It’s one of The perplexing mystery of the Covid pandemic. Where was Omicron almost one year ago, and how did it emerge? It was extremely contagious and fast, with bizarre mutations. When scientists untangled the array, they found that Omicron wasn’t related to Delta or Alpha, the two waves that preceded it. Instead, its divergence from its closest common ancestor dated back more than a year, to the first few months of the pandemic—practically a geologic era in viral-replication time.
It was quite a puzzle. This was an unsolvable problem. There was a mystery: Omicron may have been created not from previous variants of Omicron, but parallel to these earlier versions. Where did that happen?
There were many competing hypotheses. It found refuge in people with little interaction with the outside world, and who did not participate in sequence programming. The virus had been able to find a place in an immunocompromised person, allowing it to spread and evolve. Or, a third thought: It fell back into the animal world—not into the bats in which it first found a host, but into some new species that would provoke mutation in novel ways.
This possibility was known as reverse zoonosis or stabletback. In April 2020, just a few months after the virus began spreading internationally, it migrated into mink farms in the Netherlands, triggering the deaths or preventive slaughter of millions of the animals—and a few months later it traveled back into humans.
No one has been able to say with precision which of those three hypotheses accurately explains Omicron’s arrival—and with Omicron itself spinning off variants so rapidly, the discussion dropped out of researchers’ priorities. A new research study by a team from the University of Minnesota has given this debate new energy. They found that Omicron was adapted to mice and developed its mutational pattern before being passed onto humans.
“These Omicron mutations are evolutionary traces left by the virus during its transmission from one animal species to another,” senior author Fang Li, a professor of pharmacology and director of the university’s Center for Coronavirus Research, said in a statement. Li refused to give an interview.

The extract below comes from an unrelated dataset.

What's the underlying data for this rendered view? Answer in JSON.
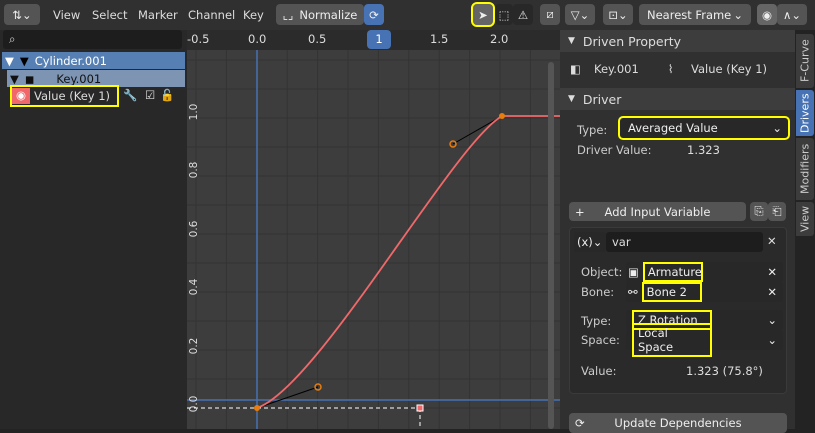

This study was published last week by the Proceedings of the National Academy of Sciences, researchers took a structural biology approach—studying the shapes of molecules within the virus—to examine mutations in Omicron’s spike protein, which allows it to invade cells. Researchers discovered that certain mutations made it more effective in binding to ACE2 in mice’s cells, compared with the human version. By creating non-infectious pseudoviruses to express Omicron’s spike protein, they confirmed this work and observed that the virus bound with human cells engineered for the Omicron receptors. Omicron was more compatible with the mouse-specific version, they found.